Au moment où l’Occident basculait dans le IIIe millénaire, le mucuna était quasiment inconnu de la myriade des plantes médicinales. Il fit son apparition sous forme d’extrait standardisé de plante fraîche destiné à la préparation magistrale à la fin des années 2000, se faisant ainsi rapidement connaître dans le monde de la phytothérapie. La multiplication des travaux scientifiques l’a désormais rangé parmi les plus belles ressources de la discipline.
Qu’est ce que le mucuna ?
Le pois mascate est connu scientifiquement sous les noms de Mucuna pruriens ou Dolichos pruriens. C’est une plante annuelle qui pousse dans les régions tropicales de l’Inde et de l’Afrique. Cette plante se distingue par ses tiges grimpantes pouvant dépasser 15 mètres. Elle porte des fleurs blanches ou pourpres. Ses gousses mesurent environ 10 cm et sont couvertes de poils brun jaunâtre. Ces poils causent des démangeaisons au contact. Ils renferment des substances irritantes comme la mucunaïne, la sérotonine, la L-Dopa (précurseur de la dopamine), et des glycosides.

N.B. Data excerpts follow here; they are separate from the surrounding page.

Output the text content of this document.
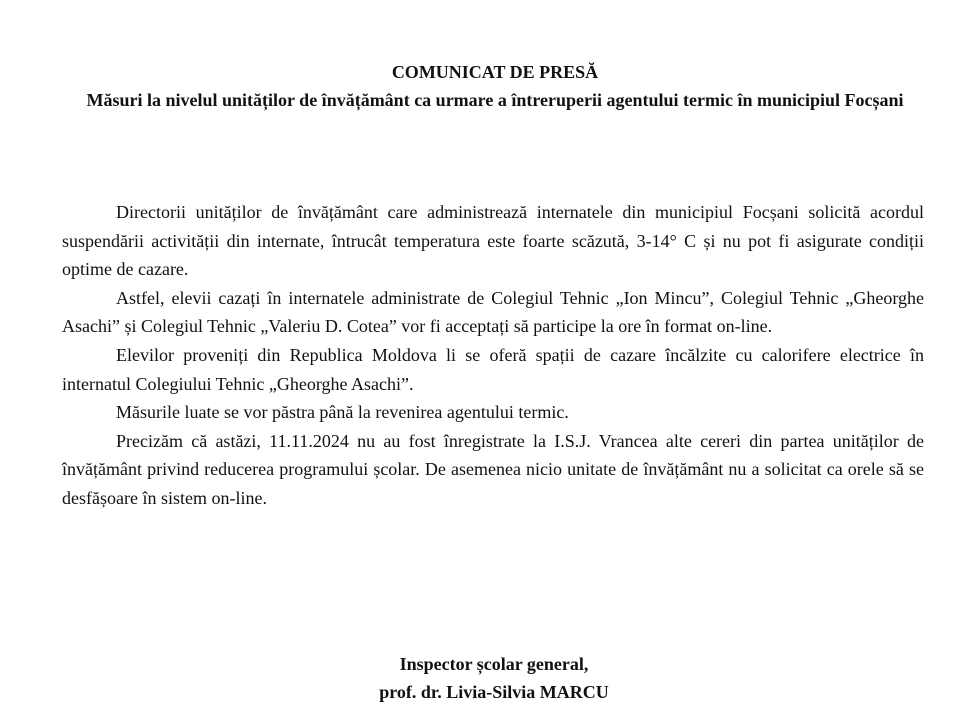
COMUNICAT DE PRESĂ
Măsuri la nivelul unităților de învățământ ca urmare a întreruperii agentului termic în municipiul Focșani

Directorii unităților de învățământ care administrează internatele din municipiul Focșani solicită acordul suspendării activității din internate, întrucât temperatura este foarte scăzută, 3-14° C și nu pot fi asigurate condiții optime de cazare.

Astfel, elevii cazați în internatele administrate de Colegiul Tehnic „Ion Mincu”, Colegiul Tehnic „Gheorghe Asachi” și Colegiul Tehnic „Valeriu D. Cotea” vor fi acceptați să participe la ore în format on-line.

Elevilor proveniți din Republica Moldova li se oferă spații de cazare încălzite cu calorifere electrice în internatul Colegiului Tehnic „Gheorghe Asachi”.

Măsurile luate se vor păstra până la revenirea agentului termic.

Precizăm că astăzi, 11.11.2024 nu au fost înregistrate la I.S.J. Vrancea alte cereri din partea unităților de învățământ privind reducerea programului școlar. De asemenea nicio unitate de învățământ nu a solicitat ca orele să se desfășoare în sistem on-line.

Inspector școlar general,
prof. dr. Livia-Silvia MARCU
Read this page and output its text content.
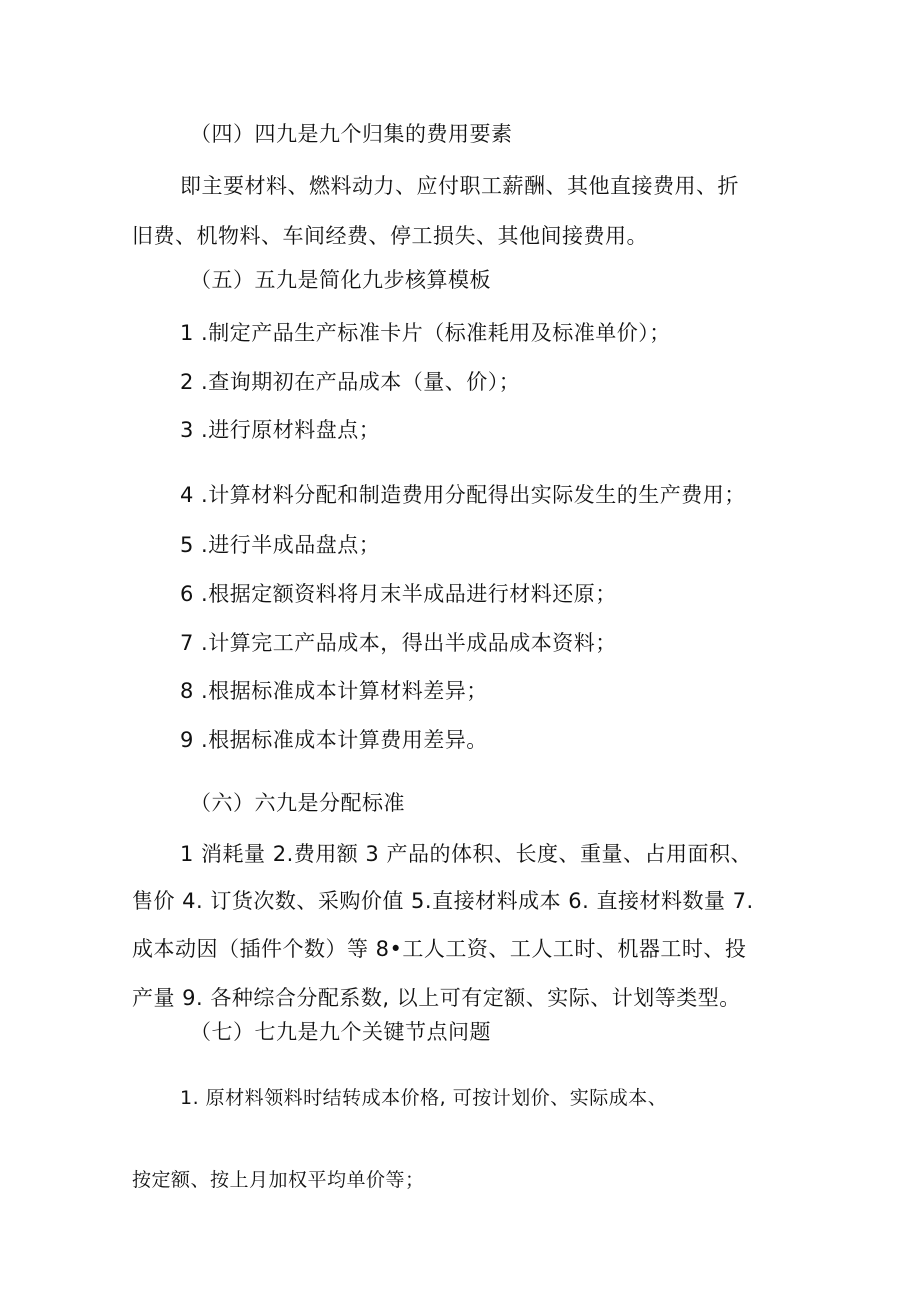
（四）四九是九个归集的费用要素
即主要材料、燃料动力、应付职工薪酬、其他直接费用、折
旧费、机物料、车间经费、停工损失、其他间接费用。
（五）五九是简化九步核算模板
1 .制定产品生产标准卡片（标准耗用及标准单价）；
2 .查询期初在产品成本（量、价）；
3 .进行原材料盘点；
4 .计算材料分配和制造费用分配得出实际发生的生产费用；
5 .进行半成品盘点；
6 .根据定额资料将月末半成品进行材料还原；
7 .计算完工产品成本，得出半成品成本资料；
8 .根据标准成本计算材料差异；
9 .根据标准成本计算费用差异。
（六）六九是分配标准
1 消耗量 2.费用额 3 产品的体积、长度、重量、占用面积、
售价 4. 订货次数、采购价值 5.直接材料成本 6. 直接材料数量 7.
成本动因（插件个数）等 8•工人工资、工人工时、机器工时、投
产量 9. 各种综合分配系数, 以上可有定额、实际、计划等类型。
（七）七九是九个关键节点问题
1. 原材料领料时结转成本价格, 可按计划价、实际成本、
按定额、按上月加权平均单价等；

En 1950, Walter Shelley a émis l’hypothèse que la mucunaïne pourrait se trouver responsable des démangeaisons provoquées par le pois mascate. En 2008, Ethan Lerner a validé une hypothèse antérieure. Il a découvert que la mucunaïne active un récepteur cutané, le PAR2 (Protease-Activated Receptor 2). L’activation simultanée de la mucunaïne et de la sérotonine provoque des démangeaisons. Cela justifie le nom d’espèce « pruriens », qui signifie irritant.
Le pois mascate appartient à la famille des Fabacées. On l’utilise en médecine traditionnelle indienne pour traiter certaines maladies, notamment Parkinson. Les graines de Mucuna pruriens contiennent jusqu’à 6% de L-Dopa, ce qui en fait un sujet de recherche médicale pour le traitement de la maladie de Parkinson. La plante présente également des alcaloïdes, bien que leur structure précise n’ait pas encore été élucidée.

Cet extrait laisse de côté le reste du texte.